FILE - Petteri Taalas, secretary-general of the World Meteorological Organization, is pictured at the U.N. Office in Geneva, Oct. 24, 2016.

The World Meteorological Organization is warning that if the planet keeps warming at its current pace, the average global temperature could increase by 1.5 degrees C in the next 10 years. This rise would worsen extreme weather events, and many of the dangerous effects of climate change might become irreversible, it said.

WMO reported Wednesday that the national lockdowns of transportation, industry and energy production because of the coronavirus pandemic have resulted in a 6 percent drop of greenhouse gas emissions into the atmosphere.

However, WMO Secretary-General Petteri Taalas said this good news would be short-lived.
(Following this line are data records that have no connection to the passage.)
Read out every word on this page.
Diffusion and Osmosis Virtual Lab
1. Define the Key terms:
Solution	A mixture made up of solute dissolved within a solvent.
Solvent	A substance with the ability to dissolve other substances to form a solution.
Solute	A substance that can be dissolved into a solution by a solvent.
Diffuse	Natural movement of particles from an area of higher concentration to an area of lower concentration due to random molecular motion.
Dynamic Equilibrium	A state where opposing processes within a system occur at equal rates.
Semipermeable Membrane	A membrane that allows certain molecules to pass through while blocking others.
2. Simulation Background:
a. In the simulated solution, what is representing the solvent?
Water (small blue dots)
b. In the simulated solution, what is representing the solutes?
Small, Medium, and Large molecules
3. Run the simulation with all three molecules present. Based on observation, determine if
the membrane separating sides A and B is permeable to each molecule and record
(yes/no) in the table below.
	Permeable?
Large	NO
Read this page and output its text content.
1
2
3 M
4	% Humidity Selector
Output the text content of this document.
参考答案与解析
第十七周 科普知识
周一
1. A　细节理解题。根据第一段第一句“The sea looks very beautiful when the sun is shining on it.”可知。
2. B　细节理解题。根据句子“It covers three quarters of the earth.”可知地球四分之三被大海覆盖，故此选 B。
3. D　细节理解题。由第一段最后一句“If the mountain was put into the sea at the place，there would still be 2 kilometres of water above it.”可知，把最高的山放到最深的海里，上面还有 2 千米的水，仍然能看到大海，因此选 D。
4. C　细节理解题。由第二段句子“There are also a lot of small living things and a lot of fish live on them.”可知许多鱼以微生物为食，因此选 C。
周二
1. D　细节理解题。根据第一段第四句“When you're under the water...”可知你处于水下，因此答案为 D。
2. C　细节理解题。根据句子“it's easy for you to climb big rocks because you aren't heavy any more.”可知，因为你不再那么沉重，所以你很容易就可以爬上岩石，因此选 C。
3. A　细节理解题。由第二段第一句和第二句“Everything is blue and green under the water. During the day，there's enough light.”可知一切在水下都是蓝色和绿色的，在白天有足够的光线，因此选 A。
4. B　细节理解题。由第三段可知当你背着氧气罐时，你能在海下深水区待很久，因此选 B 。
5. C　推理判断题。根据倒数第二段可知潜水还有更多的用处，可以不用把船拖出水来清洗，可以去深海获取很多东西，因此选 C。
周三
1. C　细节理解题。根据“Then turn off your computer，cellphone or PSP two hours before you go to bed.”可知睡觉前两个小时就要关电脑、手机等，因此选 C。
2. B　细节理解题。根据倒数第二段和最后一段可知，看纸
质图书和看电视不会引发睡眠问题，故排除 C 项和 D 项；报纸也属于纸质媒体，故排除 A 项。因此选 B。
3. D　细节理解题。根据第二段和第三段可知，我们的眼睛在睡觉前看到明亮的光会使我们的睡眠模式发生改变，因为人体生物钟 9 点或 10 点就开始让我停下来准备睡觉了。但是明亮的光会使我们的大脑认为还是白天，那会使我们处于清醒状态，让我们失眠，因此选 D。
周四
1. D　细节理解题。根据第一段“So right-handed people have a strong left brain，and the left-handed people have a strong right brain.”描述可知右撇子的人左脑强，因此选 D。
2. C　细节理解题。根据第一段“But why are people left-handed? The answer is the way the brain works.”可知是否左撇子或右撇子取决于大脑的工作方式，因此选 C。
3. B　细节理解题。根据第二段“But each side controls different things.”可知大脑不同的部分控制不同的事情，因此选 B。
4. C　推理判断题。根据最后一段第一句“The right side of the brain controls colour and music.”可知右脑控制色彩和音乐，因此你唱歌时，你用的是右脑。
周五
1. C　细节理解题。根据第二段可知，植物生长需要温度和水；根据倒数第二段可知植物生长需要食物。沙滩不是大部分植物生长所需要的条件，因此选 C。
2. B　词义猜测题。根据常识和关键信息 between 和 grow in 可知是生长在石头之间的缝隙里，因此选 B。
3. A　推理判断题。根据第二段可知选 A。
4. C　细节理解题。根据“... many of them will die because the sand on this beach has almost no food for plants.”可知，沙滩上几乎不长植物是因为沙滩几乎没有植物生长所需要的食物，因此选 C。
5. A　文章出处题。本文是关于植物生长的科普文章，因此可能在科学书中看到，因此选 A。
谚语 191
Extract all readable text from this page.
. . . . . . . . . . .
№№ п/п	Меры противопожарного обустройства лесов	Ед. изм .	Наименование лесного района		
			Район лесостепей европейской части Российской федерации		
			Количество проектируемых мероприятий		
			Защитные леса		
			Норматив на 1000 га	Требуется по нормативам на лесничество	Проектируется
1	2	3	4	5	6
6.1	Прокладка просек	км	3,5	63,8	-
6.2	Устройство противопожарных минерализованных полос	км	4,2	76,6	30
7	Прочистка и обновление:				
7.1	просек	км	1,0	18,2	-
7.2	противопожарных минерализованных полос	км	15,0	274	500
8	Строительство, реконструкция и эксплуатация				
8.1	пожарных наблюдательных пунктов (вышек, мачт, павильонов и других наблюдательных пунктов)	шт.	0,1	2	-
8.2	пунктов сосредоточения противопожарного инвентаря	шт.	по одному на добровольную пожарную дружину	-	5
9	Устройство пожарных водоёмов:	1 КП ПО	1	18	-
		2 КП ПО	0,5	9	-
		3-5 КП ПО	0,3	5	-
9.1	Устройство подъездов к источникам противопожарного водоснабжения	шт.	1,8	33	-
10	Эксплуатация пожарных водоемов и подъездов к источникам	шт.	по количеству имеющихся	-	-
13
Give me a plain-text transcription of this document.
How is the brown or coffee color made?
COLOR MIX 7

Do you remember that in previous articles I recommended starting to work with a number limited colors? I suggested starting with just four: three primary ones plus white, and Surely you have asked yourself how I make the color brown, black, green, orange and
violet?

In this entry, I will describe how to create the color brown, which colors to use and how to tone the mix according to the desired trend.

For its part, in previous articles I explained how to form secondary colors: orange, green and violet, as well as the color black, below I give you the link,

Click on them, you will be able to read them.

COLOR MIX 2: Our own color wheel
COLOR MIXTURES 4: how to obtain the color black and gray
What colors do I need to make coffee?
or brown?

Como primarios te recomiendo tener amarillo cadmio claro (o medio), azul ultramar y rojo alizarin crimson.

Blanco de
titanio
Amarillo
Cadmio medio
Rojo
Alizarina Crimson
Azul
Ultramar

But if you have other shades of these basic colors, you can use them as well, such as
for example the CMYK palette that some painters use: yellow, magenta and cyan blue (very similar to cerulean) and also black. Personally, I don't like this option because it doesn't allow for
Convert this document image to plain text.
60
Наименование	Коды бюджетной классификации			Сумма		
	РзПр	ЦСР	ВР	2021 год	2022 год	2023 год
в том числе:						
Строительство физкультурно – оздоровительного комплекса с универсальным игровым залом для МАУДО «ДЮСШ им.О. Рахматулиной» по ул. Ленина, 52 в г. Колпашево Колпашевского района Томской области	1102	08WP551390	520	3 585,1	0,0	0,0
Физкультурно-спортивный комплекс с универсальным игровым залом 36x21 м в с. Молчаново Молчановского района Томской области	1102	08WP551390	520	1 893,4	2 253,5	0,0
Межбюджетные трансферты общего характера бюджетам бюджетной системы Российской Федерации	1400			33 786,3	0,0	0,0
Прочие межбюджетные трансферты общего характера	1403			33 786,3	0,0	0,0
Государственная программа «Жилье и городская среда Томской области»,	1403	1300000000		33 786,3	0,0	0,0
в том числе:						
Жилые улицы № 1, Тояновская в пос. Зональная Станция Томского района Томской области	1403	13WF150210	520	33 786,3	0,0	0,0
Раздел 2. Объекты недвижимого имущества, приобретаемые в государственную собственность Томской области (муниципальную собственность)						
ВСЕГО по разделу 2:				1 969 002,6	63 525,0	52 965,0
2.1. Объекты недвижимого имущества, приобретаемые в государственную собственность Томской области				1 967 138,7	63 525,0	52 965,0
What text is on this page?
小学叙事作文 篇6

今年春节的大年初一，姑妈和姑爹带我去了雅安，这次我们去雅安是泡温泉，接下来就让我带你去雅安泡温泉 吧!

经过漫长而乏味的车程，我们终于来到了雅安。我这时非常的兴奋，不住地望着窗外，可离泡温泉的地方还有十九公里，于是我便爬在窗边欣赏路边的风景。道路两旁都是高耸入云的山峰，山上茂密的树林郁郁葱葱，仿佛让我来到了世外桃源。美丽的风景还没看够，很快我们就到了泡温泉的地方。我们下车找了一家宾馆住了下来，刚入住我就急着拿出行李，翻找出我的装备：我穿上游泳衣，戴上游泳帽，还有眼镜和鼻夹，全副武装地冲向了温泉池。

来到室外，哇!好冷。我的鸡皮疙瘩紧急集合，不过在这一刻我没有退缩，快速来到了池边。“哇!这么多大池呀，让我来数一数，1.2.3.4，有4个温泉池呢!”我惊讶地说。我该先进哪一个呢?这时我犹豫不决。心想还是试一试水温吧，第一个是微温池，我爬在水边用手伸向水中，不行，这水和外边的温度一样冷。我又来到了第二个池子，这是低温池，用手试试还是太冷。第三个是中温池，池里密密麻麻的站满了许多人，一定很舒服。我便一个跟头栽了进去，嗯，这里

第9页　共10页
He said the startup of industry might even trigger a boost in emissions. He said the pandemic also was making it more difficult to monitor and manage weather and other hazards.

“This current COVID crisis has led to the decrease in some measurements," he said. For example, "airline companies have been carrying out measurements. Since we have very few flights nowadays, we have less measurements from the aircraft, which is having a negative impact on the quality of the forecasts.”

While the world is in the throes of tackling two big issues at the same time, Taalas said, the magnitude of problems associated with climate change is much greater than that of COVID. He said health and economic problems resulting from the pandemic were devastating but noted they would last only a few years.

“If we are unable to mitigate climate change, we will see persistent health problems, especially hunger and the ability to feed the growing population of the world, and there will be also more massive impact on economies,” he said.

Taalas said the world needs to show the same determination and unity against climate change as against COVID-19. He said people everywhere need to act together in the interests of the health and welfare of humanity, for the sake of this and future generations.